Making Safety Visible Learning Session 2 took place on 6 May 2015 at The Village Hotel, Bury. Over 160 delegates from more than 20 organisations attended the learning session. Access all the presentations and films from the event, view the Storify curating the social media activity from Making Safety Visible and see if you are featured in the Making Safety Visible photo gallery.
Sarah Garrett, Consultant in Innovation and Improvement, opened the day by outlining the agenda for the learning session and running through general housekeeping issues.
Abigail Harrison, Associate Director, Measurement and Innovation, Haelo, opened the event by recapping over the work the programme had done together in the first action period. Abigail then premiered the Learning Session 1 film, which had a great reception.
Prof Maxine Power, Director of Innovation and Improvement, Salford Royal NHS Foundation Trust, took to the stage to discuss safety today and what boards can do differently. Maxine emphasised that it isn’t just process or outcome measures, they have to be combined.
Maxine stated that “measures shouldn’t just sit on a dashboard, they should be living, breathing things.” She also said that the “right care, right person, right place” scenario is crucial to safety.
Another of Maxine’s key points was to progress technologies aggressively and use them to their full potential citing smartphone apps and the Patient Safety Briefing as simple tech ideas that can lead to improvement.
Maxine also introduced Brenda for her first appearance of the day via film.
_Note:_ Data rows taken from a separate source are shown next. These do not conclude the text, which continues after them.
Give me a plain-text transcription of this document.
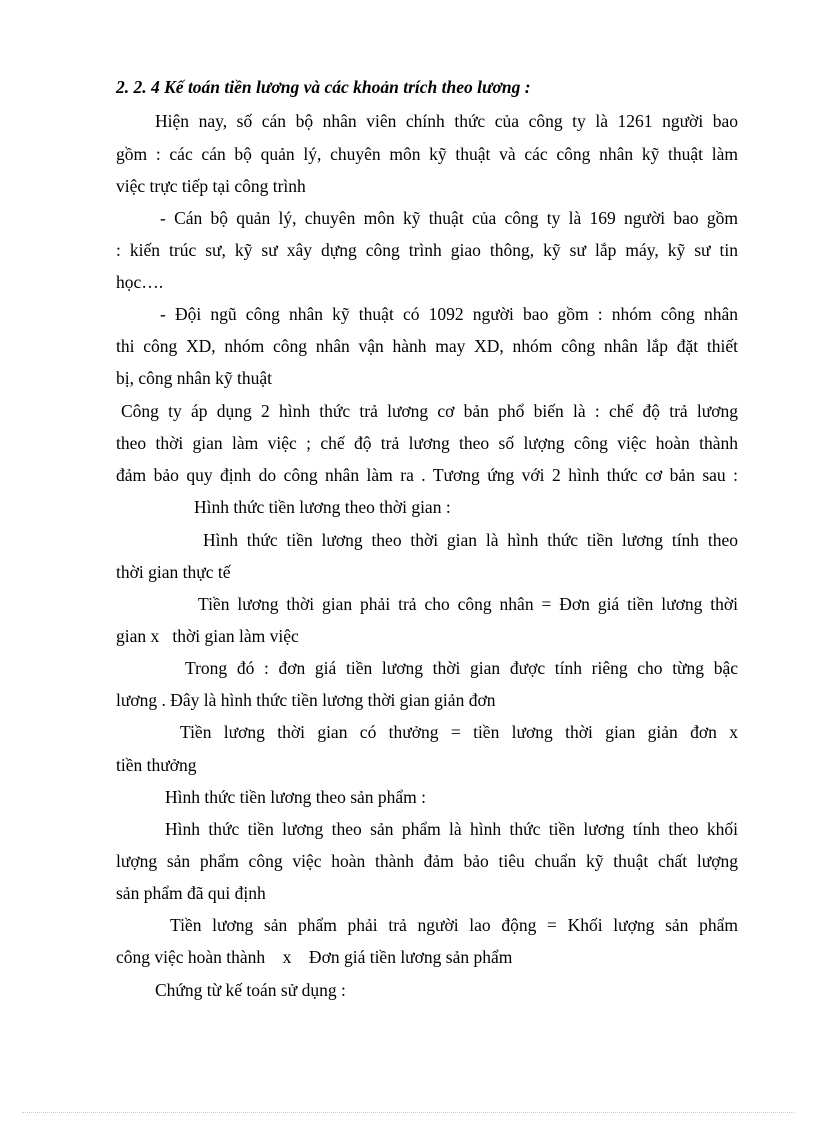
2. 2. 4 Kế toán tiền lương và các khoản trích theo lương :
Hiện nay, số cán bộ nhân viên chính thức của công ty là 1261 người bao
gồm : các cán bộ quản lý, chuyên môn kỹ thuật và các công nhân kỹ thuật làm
việc trực tiếp tại công trình
- Cán bộ quản lý, chuyên môn kỹ thuật của công ty là 169 người bao gồm
: kiến trúc sư, kỹ sư xây dựng công trình giao thông, kỹ sư lắp máy, kỹ sư tin
học….
- Đội ngũ công nhân kỹ thuật có 1092 người bao gồm : nhóm công nhân
thi công XD, nhóm công nhân vận hành may XD, nhóm công nhân lắp đặt thiết
bị, công nhân kỹ thuật
Công ty áp dụng 2 hình thức trả lương cơ bản phổ biến là : chế độ trả lương
theo thời gian làm việc ; chế độ trả lương theo số lượng công việc hoàn thành
đảm bảo quy định do công nhân làm ra . Tương ứng với 2 hình thức cơ bản sau :
Hình thức tiền lương theo thời gian :
Hình thức tiền lương theo thời gian là hình thức tiền lương tính theo
thời gian thực tế
Tiền lương thời gian phải trả cho công nhân = Đơn giá tiền lương thời
gian x   thời gian làm việc
Trong đó : đơn giá tiền lương thời gian được tính riêng cho từng bậc
lương . Đây là hình thức tiền lương thời gian giản đơn
Tiền lương thời gian có thưởng = tiền lương thời gian giản đơn x
tiền thưởng
Hình thức tiền lương theo sản phẩm :
Hình thức tiền lương theo sản phẩm là hình thức tiền lương tính theo khối
lượng sản phẩm công việc hoàn thành đảm bảo tiêu chuẩn kỹ thuật chất lượng
sản phẩm đã qui định
Tiền lương sản phẩm phải trả người lao động = Khối lượng sản phẩm
công việc hoàn thành    x    Đơn giá tiền lương sản phẩm
Chứng từ kế toán sử dụng :
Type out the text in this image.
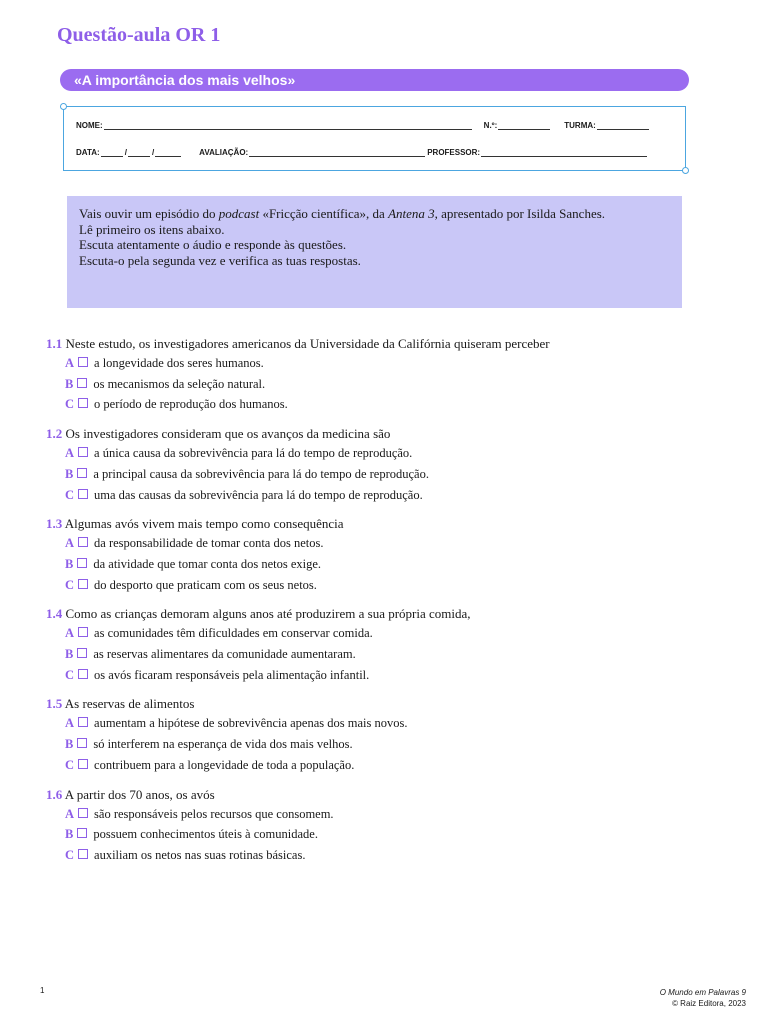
Questão-aula OR 1
«A importância dos mais velhos»
NOME:	N.º:	TURMA:
DATA:	/	/	AVALIAÇÃO:	PROFESSOR:

Vais ouvir um episódio do podcast «Fricção científica», da Antena 3, apresentado por Isilda Sanches.

Lê primeiro os itens abaixo.

Escuta atentamente o áudio e responde às questões.

Escuta-o pela segunda vez e verifica as tuas respostas.

1.1 Neste estudo, os investigadores americanos da Universidade da Califórnia quiseram perceber
A a longevidade dos seres humanos.
B os mecanismos da seleção natural.
C o período de reprodução dos humanos.
1.2 Os investigadores consideram que os avanços da medicina são
A a única causa da sobrevivência para lá do tempo de reprodução.
B a principal causa da sobrevivência para lá do tempo de reprodução.
C uma das causas da sobrevivência para lá do tempo de reprodução.
1.3 Algumas avós vivem mais tempo como consequência
A da responsabilidade de tomar conta dos netos.
B da atividade que tomar conta dos netos exige.
C do desporto que praticam com os seus netos.
1.4 Como as crianças demoram alguns anos até produzirem a sua própria comida,
A as comunidades têm dificuldades em conservar comida.
B as reservas alimentares da comunidade aumentaram.
C os avós ficaram responsáveis pela alimentação infantil.
1.5 As reservas de alimentos
A aumentam a hipótese de sobrevivência apenas dos mais novos.
B só interferem na esperança de vida dos mais velhos.
C contribuem para a longevidade de toda a população.
1.6 A partir dos 70 anos, os avós
A são responsáveis pelos recursos que consomem.
B possuem conhecimentos úteis à comunidade.
C auxiliam os netos nas suas rotinas básicas.
1	O Mundo em Palavras 9
© Raiz Editora, 2023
Brenda is an example of a patient that programmes like Making Safety Visible are trying to improve things for.
Technology and safety: Opportunities and barriers
Next to present was Jim Easton, Managing Director of Healthcare, Care UK, who began by telling the audience he believes that the widespread activity of technology at scale will “unlock quality and value together while driving safety improvements”. He went on to emphasise that technology is key as it does “boring, monitoring tasks” better than humans, moves work to users in a way they accept and can break geography and time issues.
Jim was strong in his belief that the NHS can’t staff its way out of the current cost and demographic pressures and needs to embrace technological innovations as most people have more computing power in their pockets than whole offices did ten years ago. He gave four examples that Care UK are currently using or testing:
The powerful statements and issues raised by Jim led to highly energised table discussions with questions being asked about whether the examples would work in their organisations and how they could be implemented.
Next up was Dr Carl Macrae who presented on sensitivity to operations which he described as “maintaining an integrated picture of operational reality in the moment” and “responding promptly to unexpected disruptions, stressors and events.”
Carl gave examples from the aviation industry and also the NHS, with ‘Onion’ being held up as a great way of working. There was debate around sensitivity to operations and what it looked like in healthcare.
Kate Cheema, Specialist Information Analyst at Quality Observatory, followed Carl by presenting on real time data and what can be done by using it in healthcare. Discussions followed about if organisations were in a position to think about sharing real time data and if their systems are ready for real time sharing.
The final part of this section was on reliability in healthcare and was led by Carl. He asked the delegates to discuss what the key measures of reliability are in their systems and how they could build near-real time awareness of reliability.
It was then time for the teams to share some of their experiences with the audience. Dr Jeremy Tankel, a Salford GP, gave a presentation on how he and his team had used PDSA cycles to change the access system at their practice. Their brilliant work had used simple technology and methods to cut waiting times and improve the patient experience massively.
Wrightington, Wigan and Leigh and The Christie were next to present, explaining the work they had done since Learning Session 1 around lung cancer patients. The project aims to provide the safest cancer pathways from first symptom to treatment and survival and is well underway.
Central Manchester were the final team and presented on their quality reviews. The reviews are an inclusive process for all staff, stakeholders and patients. The reviews are cyclical learning peer review processes rather than inspections with a pass or fail and determine whether care is safe and effective.
Sir David Dalton, Chief Executive of Salford Royal NHS Foundation Trust, opened the afternoon session before the teams broke out into their chosen knowledge exchange session. There were chances for the delegates to choose two sessions from a selection of six topics including culture, operations and activating patients.
The teams were given an outline of what is coming up in Making Safety Visible including the next action period, Learning Session 3 and the celebration summit, before being given time to work on their plans for their work related to the programme.
Learning from other industries
Learning Session 1 was concluded by a ‘Camp Haelo’ themed panel debate on how healthcare can learn from other industries. The Non-Executive Directors on the panel had experience from industries including aviation, railway, finance and automotive. The panel members chose colleagues who had to set up ‘Camp Haelo’!
— Haelo (@_Haelo) May 6, 2015
The debate brought up many ways that healthcare can learn from other industries including the need to understand that it isn’t just about the ‘obvious’ safety issues, everything has a safety implication.
Gillian Easson then closed the day with a pertinent message, telling everyone to “resist those who say that improvement is not possible.”
Making Safety Visible Learning Session 3 takes place on 29-30 July 2015.